The Hermiston City Council cleared the way Monday night for a new psychiatric treatment facility by annexing a little more than an acre of land into the city limits.
The land, owned by Good Shepherd Health Care Systems, will be leased to Lifeways, allowing it to construct a 10-bed facility that will provide short-term psychiatric treatment to patients in the Eastern Oregon region.
The property annexed into the city is 1.16 acres located on the north side of West Linda Avenue near the intersection of West Linda and N.W. 12th St. Greg Schneider of Lifeways said the facility will have a $1.2 million staffing budget and will have about 30 employees.
David Hughes, chief operating officer for Good Shepherd Health Care Systems said the facility will fill a need for the area.
“We currently have no place for these patients,” Hughes said. He said the hospital has to scramble to find an appropriate care facility for the psychiatric patients that come to the hospital.
“We call Lifeways and they look for beds for these patients,” he said. “They sometimes have to look as far away as Salem. It’s a great need in Hermiston and this will allow us to get these patients stable and in an outreach program.”

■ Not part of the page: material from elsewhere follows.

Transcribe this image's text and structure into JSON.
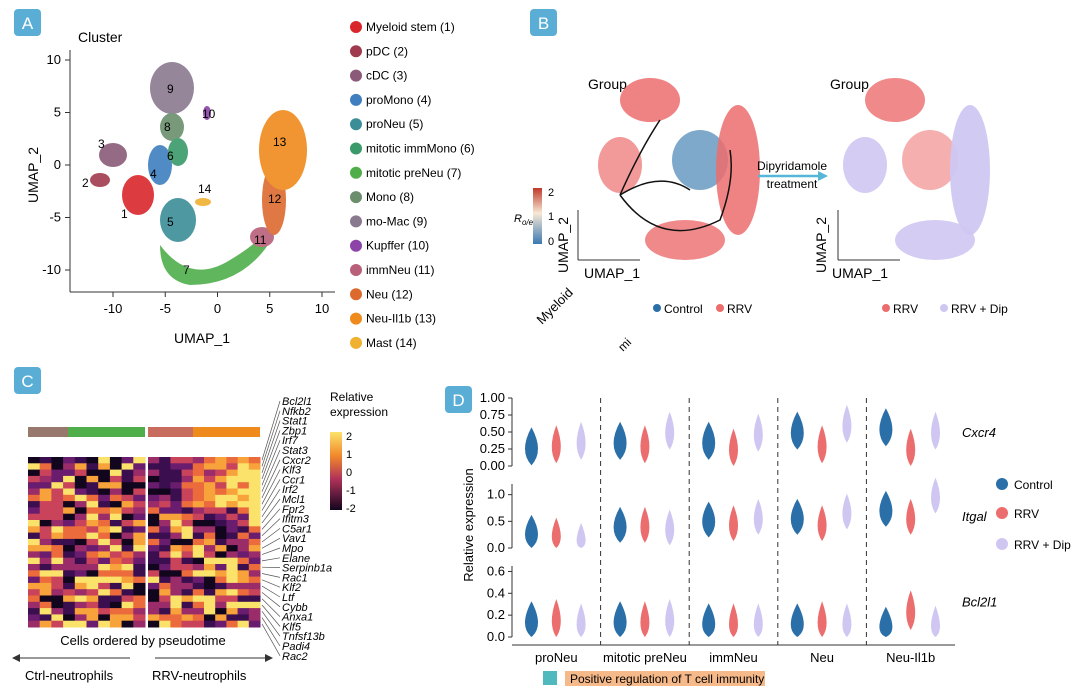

Monday’s decision to annex the property comes after an earlier request to annex a much larger portion of the land into the city. Originally, the hospital had requested that 14 acres of land be annexed with a residential zoning designation. The city, however, postponed its decision and asked the hospital to partition off just the land that would be leased to Lifeways. In June, Hermiston City Manager Ed Brookshier said the property “is some of the highest quality commercial real estate in the city.”
Hermiston Mayor Dave Drotzmann thanked Good Shepherd Monday night for recognizing the importance of mental health care.
“This is a huge asset to the region and to our community,” he said.
Also Monday, the council adopted two resolutions involving fiscal management. The first adopts a written investment policy for the city aimed at providing transparency to the public regarding the way the city manages public funds, as well as giving the city investment guidance.
“Having a written investment policy is viewed favorably by credit agencies,” said Hermiston Finance Director Amy Palmer. It could also result in a higher credit rating and ultimately save Hermiston taxpayers money, said Palmer.
The other resolution adopts an overall financial policy for the city and provides continuity in terms of financial management in the future when council members and city administration have changes in personnel.
The city council also formally passed an ordinance creating an urban renewal district in Hermiston.
The budget for the district has been set at $2.5 million and will pay for a festival street along Second Street, a façade grant program, jump-start loans, and parking improvements, among other projects. Funding for the projects will not come from new taxes. Instead, future increases in tax revenue from existing taxing districts will be shifted over to the urban renewal district for the time in which the district exists. The lifespan of the district has been set at 20 years.
The council also approved a request by Street Superintendent Ron Sivey to seek bids to put a two-inch overlay on N.E. North Street. Sivey also received approval to get bids to construct and improve three storm water drywells. The drywells are located on S.W. Seventh Street as well as 665 E. Wilshire Avenue and 527 E. Sunset Drive. Sivey said all three areas overflow during heavy rains.
The council also announced two openings on the Parks and Recreation Committee, as well as a vacancy on the Airport Advisory Committee. Applications for all three openings are due on Sept. 19.